Abstract Background Alzheimer’s disease (AD) is a complex neurodegenerative disorder that affects cognition, memory, and behavior, while limbic‐predominant age‐related TDP‐43 encephalopathy (LATE) is a recently defined common neurodegenerative disease that mimics the clinical symptoms of AD (Table 1). At present, there are no effective diagnostic biomarkers for LATE which can mainly be confirmed by autopsy. Method We applied machine learning algorithms to identify informative blood biomarkers differentiating AD from LATE. To identify blood‐based biomarkers for discriminating AD from LATE based on imbalanced data, we proposed an innovative integrated feature selection‐based approach, Preprocessing, Environmental factor analysis, Feature selection, and Validation (PEFV). Result We focused on the association analysis of blood markers that differentiate LATE and/or AD, on ROSMAP (Figure 1), by considering the factors including medication and diet. We pre‐identified some sensitive medication and dietary factors, and then based on these factors, we performed sex‐stratified group analyses. We identified 3 small sets of blood biomarkers that distinguish AD from LATE adjusted for each case, including All, Male, and Female. In addition, we analyzed 3 scenarios for each case: pure LATE vs. LATE+AD, pure AD vs. AD+LATE, and pure AD vs. pure LATE (Tables 2‐4). While usually, a single biomarker cannot achieve high accuracy and reliability due to the complexity of both AD and LATE, the set of biomarkers we identified for each scenario was small.
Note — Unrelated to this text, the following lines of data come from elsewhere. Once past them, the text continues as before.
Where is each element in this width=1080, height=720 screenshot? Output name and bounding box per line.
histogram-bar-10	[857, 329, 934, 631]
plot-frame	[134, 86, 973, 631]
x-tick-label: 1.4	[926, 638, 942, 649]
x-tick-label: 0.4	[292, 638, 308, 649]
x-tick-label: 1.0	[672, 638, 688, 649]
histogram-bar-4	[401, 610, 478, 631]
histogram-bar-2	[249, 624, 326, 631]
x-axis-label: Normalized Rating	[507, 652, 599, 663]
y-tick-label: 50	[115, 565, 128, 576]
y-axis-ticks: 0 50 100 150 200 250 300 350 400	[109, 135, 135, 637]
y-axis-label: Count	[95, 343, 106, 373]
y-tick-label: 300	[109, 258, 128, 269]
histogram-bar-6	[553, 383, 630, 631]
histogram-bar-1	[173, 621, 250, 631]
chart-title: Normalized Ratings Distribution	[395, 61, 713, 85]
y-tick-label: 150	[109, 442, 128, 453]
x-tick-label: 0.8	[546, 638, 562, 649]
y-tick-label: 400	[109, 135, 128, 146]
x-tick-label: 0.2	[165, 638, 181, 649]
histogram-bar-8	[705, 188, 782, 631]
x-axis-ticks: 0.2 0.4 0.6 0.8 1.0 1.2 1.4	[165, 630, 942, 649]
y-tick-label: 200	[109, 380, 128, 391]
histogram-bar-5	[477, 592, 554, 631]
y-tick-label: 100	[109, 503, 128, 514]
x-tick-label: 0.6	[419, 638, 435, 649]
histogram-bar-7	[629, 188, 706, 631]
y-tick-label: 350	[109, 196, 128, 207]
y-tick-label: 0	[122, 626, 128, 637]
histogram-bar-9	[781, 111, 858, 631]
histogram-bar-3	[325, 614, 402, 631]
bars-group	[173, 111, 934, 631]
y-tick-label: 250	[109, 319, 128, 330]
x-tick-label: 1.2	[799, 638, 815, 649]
For example, in Male case, 8 biomarkers were needed to distinguish LATE+AD from LATE with an accuracy rate of 61%, an improvement of about 10% over using all blood test features; 3 biomarkers were needed to distinguish LATE+AD from AD with an accuracy rate of 77%, an improvement of about 23% over using all blood test features; 4 biomarkers were needed to distinguish AD from LATE with an accuracy rate of 75%, an improvement of about 22% over using all blood test features. Conclusion In this study, based on blood tests, we explored blood‐based biomarkers that can differentiate AD from LATE with imbalanced data by our proposed approach PEFV and used it to discover informative blood biomarkers distinguishing AD from LATE.